Que ce principe si fécond, et si simple en apparence, ait été longtemps sacrifié dans les guerres maritimes à des considérations d’ordre secondaire, nous allons le prouver aisément.

Lorsque, en 1778, louis XVI et M. de Sartines, résolus à profiter des embarras du gouvernement anglais, fixèrent la distribution de leurs forces navales, la préoccupation de porter des secours immédiats aux « insurgens » d’Amérique leur fît perdre de vue l’intérêt capital d’infliger à la flotte anglaise de la Manche un échec décisif.

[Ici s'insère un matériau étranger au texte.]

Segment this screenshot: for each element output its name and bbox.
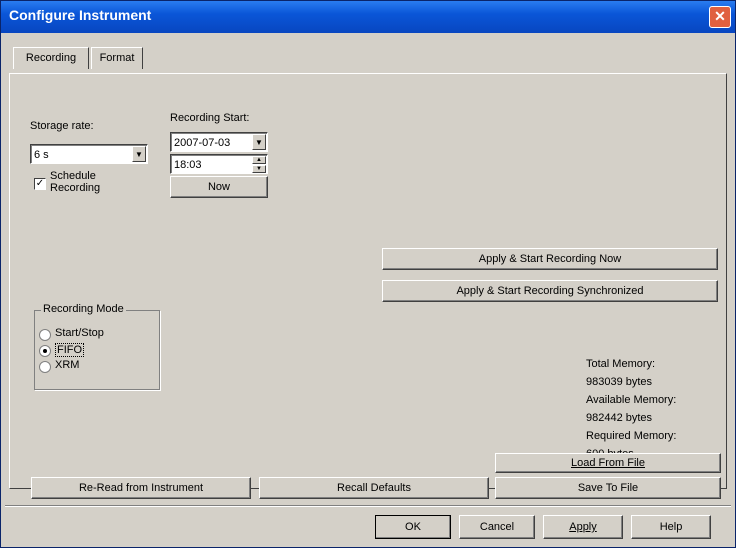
available-memory-value: 982442 bytes: [586, 412, 653, 424]
spin-up-icon[interactable]: ▲: [252, 156, 266, 164]
recording-mode-group: Recording Mode Start/Stop FIFO XRM: [34, 303, 160, 390]
dialog-client: Recording Format Storage rate: 6 s ▼ ✓ S…: [5, 35, 731, 545]
radio-fifo[interactable]: [39, 345, 51, 357]
close-button[interactable]: ✕: [709, 6, 731, 28]
recall-defaults-label: Recall Defaults: [337, 482, 411, 494]
spin-down-icon[interactable]: ▼: [252, 165, 266, 173]
tab-recording[interactable]: Recording: [13, 47, 89, 69]
apply-start-now-button[interactable]: Apply & Start Recording Now: [382, 248, 718, 270]
help-label: Help: [659, 521, 683, 533]
cancel-button[interactable]: Cancel: [459, 515, 535, 539]
save-to-file-button[interactable]: Save To File: [495, 477, 721, 499]
recording-start-time-value: 18:03: [174, 159, 202, 171]
recall-defaults-button[interactable]: Recall Defaults: [259, 477, 489, 499]
ok-button[interactable]: OK: [375, 515, 451, 539]
recording-start-label: Recording Start:: [170, 112, 250, 124]
save-to-file-label: Save To File: [577, 482, 639, 494]
load-from-file-label: Load From File: [571, 457, 645, 469]
radio-start-stop-label: Start/Stop: [55, 327, 104, 339]
total-memory-value: 983039 bytes: [586, 376, 653, 388]
apply-label: Apply: [569, 521, 597, 533]
radio-xrm-label: XRM: [55, 359, 80, 371]
recording-start-time[interactable]: 18:03 ▲ ▼: [170, 154, 268, 174]
now-button[interactable]: Now: [170, 176, 268, 198]
required-memory-label: Required Memory:: [586, 430, 677, 442]
tab-format[interactable]: Format: [91, 47, 143, 69]
cancel-label: Cancel: [479, 521, 515, 533]
recording-panel: Storage rate: 6 s ▼ ✓ Schedule Recording …: [9, 73, 727, 489]
schedule-recording-label: Schedule Recording: [50, 170, 101, 194]
radio-xrm[interactable]: [39, 361, 51, 373]
recording-start-date-value: 2007-07-03: [174, 137, 231, 149]
recording-start-date[interactable]: 2007-07-03 ▼: [170, 132, 268, 152]
radio-fifo-label: FIFO: [55, 343, 85, 357]
recording-mode-title: Recording Mode: [41, 303, 126, 315]
radio-start-stop[interactable]: [39, 329, 51, 341]
reread-from-instrument-button[interactable]: Re-Read from Instrument: [31, 477, 251, 499]
close-icon: ✕: [714, 8, 726, 24]
help-button[interactable]: Help: [631, 515, 711, 539]
apply-start-now-label: Apply & Start Recording Now: [478, 253, 622, 265]
storage-rate-value: 6 s: [34, 149, 49, 161]
chevron-down-icon[interactable]: ▼: [132, 146, 146, 162]
title-bar[interactable]: Configure Instrument ✕: [1, 1, 735, 33]
radio-selected-dot: [43, 349, 47, 353]
storage-rate-label: Storage rate:: [30, 120, 94, 132]
separator: [5, 505, 731, 507]
apply-start-synchronized-label: Apply & Start Recording Synchronized: [456, 285, 644, 297]
ok-label: OK: [405, 521, 421, 533]
configure-instrument-window: Configure Instrument ✕ Recording Format …: [0, 0, 736, 548]
now-button-label: Now: [207, 181, 230, 193]
apply-button[interactable]: Apply: [543, 515, 623, 539]
tab-format-label: Format: [99, 52, 135, 64]
schedule-recording-checkbox[interactable]: ✓: [34, 178, 46, 190]
storage-rate-select[interactable]: 6 s ▼: [30, 144, 148, 164]
total-memory-label: Total Memory:: [586, 358, 656, 370]
apply-start-synchronized-button[interactable]: Apply & Start Recording Synchronized: [382, 280, 718, 302]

Douze vaisseaux, armés à Toulon, furent donnés au lieutenant-général comte d’Estaing, avec la mission de se porter sur les côtes des États-Unis et de combiner ses opérations avec les forces américaines, qui se proposaient d’assiéger l’arsenal maritime de Newport dans Rhode-Island. Vingt-huit vaisseaux, armés à Brest, formèrent la flotte de l’océan, confiée au lieutenant-général comte d’Orvilliers ; cet officier reçut la recommandation expresse d’agir avec prudence et de n’engager sa flotte contre celle du vice-amiral Keppel, à peu près égale en nombre, que s’il se jugeait en situation de ne rien compromettre. De telles instructions étaient bien faites pour paralyser l’initiative d’un commandant en chef ; cependant l’amiral français, excellent tacticien, dont l’âge (il avait soixante-neuf ans) n’avait pas glacé l’ardeur, n’hésita pas, le 27 juillet, à offrir le combat à son adversaire, au large d’Ouessant. Après une sorte de tournoi chevaleresque, où l’avantage parut rester au comte d’Orvilliers, les Anglais rentrèrent à Portsmouth et les Français à Brest.

Il y avait là, en faveur de notre marine, à peine remise des désastres de la guerre de sept ans, un succès moral incontestable ; peut-être même le combat du 27 juillet pouvait-il passer pour une victoire tactique, le « champ de bataille » nous étant resté ; mais assurément, l’avantage stratégique était nul : cette rencontre entre deux armées navales égales en forces et en valeur, d’ailleurs bien commandées toutes les deux, ne pouvait rien décider et ne décida rien en effet.